I remember there was work way back in 2010 about using vibration and electrostatic to create artificial textures on touchscreens. Here’s an open access paper from 2019 reviewing different methods. As you glide your finger, could the probability or otherwise of the following word be communicated as the resistance given to your finger?

The thing is, shifting from QWERTY to something different feels unlikely right now. We’re at the wrong end of the S-curve for paradigm shifts.


Instead of smartphones, we can imagine what comes after smartphones, and what the keyboard interface might be for that. And then evolve the smartphone keyboard to be training wheels for that future.

What I mean is: imagine Apple wants to get us all into augmented reality. That’s a huge shift. They might conceptually invent an input mode for that, then port components of it into the “today” to train us into using it (and to learn themselves, of course). So we get trained to use voice input to ear buds and swiping letters on smart watches – and the offer of augmented reality won’t feel quite as daunting when it comes.

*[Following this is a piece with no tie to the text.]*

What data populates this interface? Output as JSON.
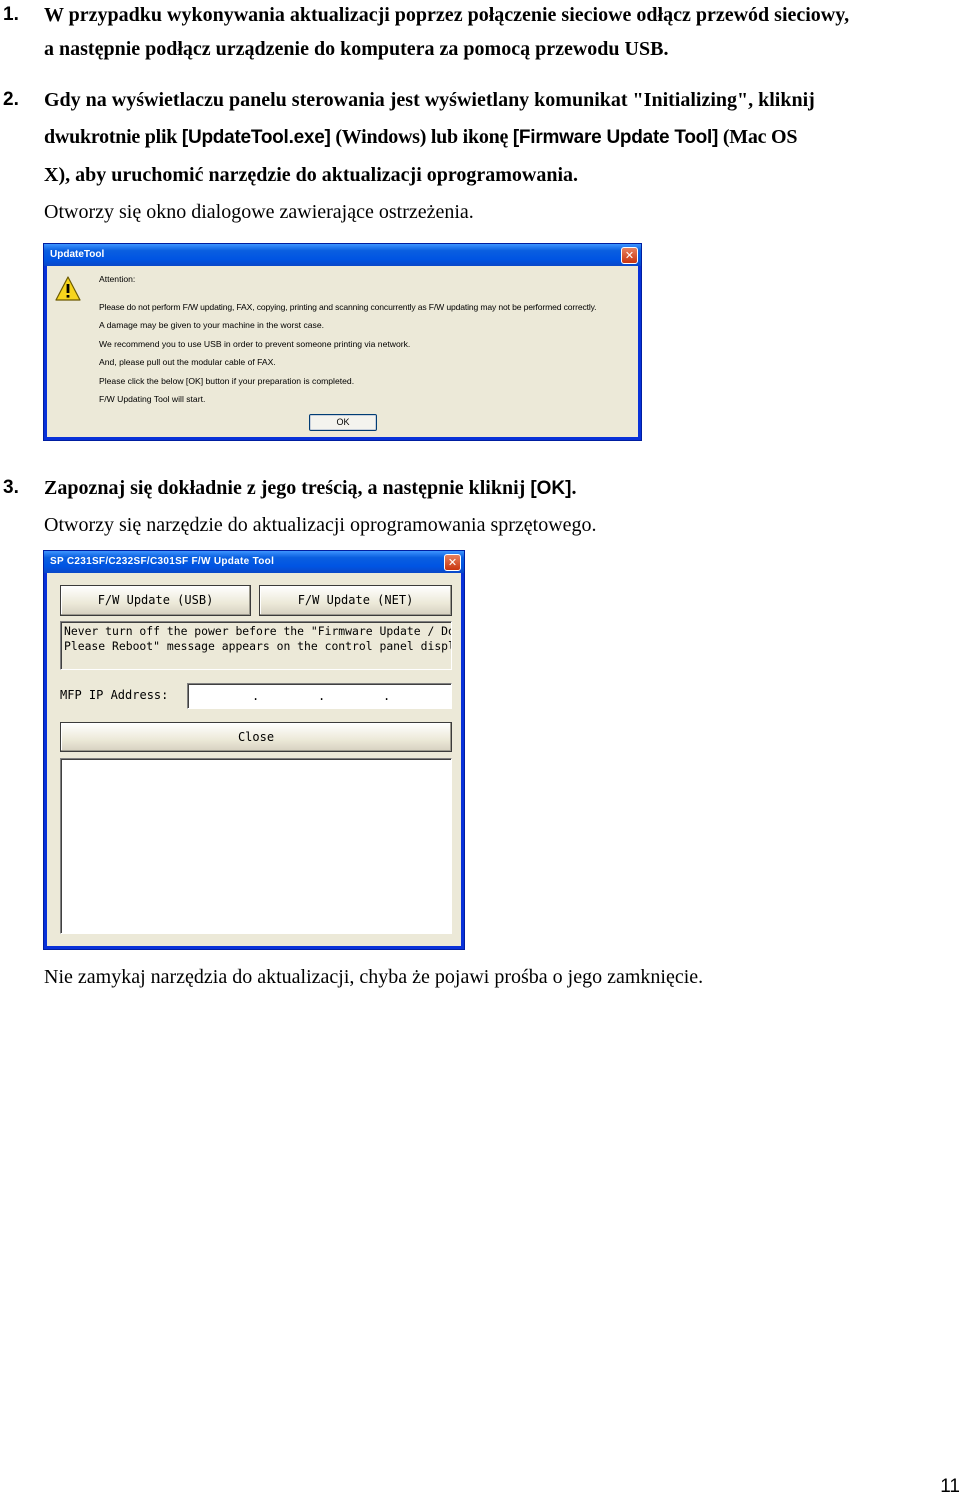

So maybe augmented reality will be the next big thing. Smart glasses.

Or maybe the next big thing is - finally - ubiquitous computing. When I’m sitting on my sofa now, working, I am actively looking at five screens. No kidding. Laptop (for typing), tablet (for video calls). Watch (messages, notifications). E-ink screen (yeah, I don’t know either, but I built it and now it’s on the shelf telling me the time, and I look at it for that). Phone.

The phone is the interesting one. I use it to look up links when I’m writing a doc or on a call, then copy the link, and then the link magically gets transferred to my other devices and I paste it into the doc or into the chat. It is a super regular part of my workflow.

But what I mean is: five screens. Three keyboards. I use them as one device.

Seriously, I need one keyboard.

And if we imagine a world of smart glasses and then working backgrounds, what do we get? Perhaps…

  • Subvocalisation so I can use voice to type, but not dictation – something that assumes I have my hands on another kind of keyboard to do error repair.
  • Typing in the air, or maybe on any appropriate surface. I like using my wireless mouse for my iPad just next to me on the sofa… could I type by tapping my fingers on something nearby? Could I use a swiping keyboard by drawing in the air and having it picked up by a nearby camera?
  • Maybe blended with that gliding autocomplete idea from earlier?

Honestly I have no idea.

It feels like there’s a bunch of room to do some really interesting things here, and throwing away QWERTY and/or thumb-typing might open up some really interesting opportunities that we can’t yet imagine.

Anyway it’s Friday night which means it’s pizza night and I need to go stretch some dough. I’d be interested to dig around in this more if you know anyone thinking about it.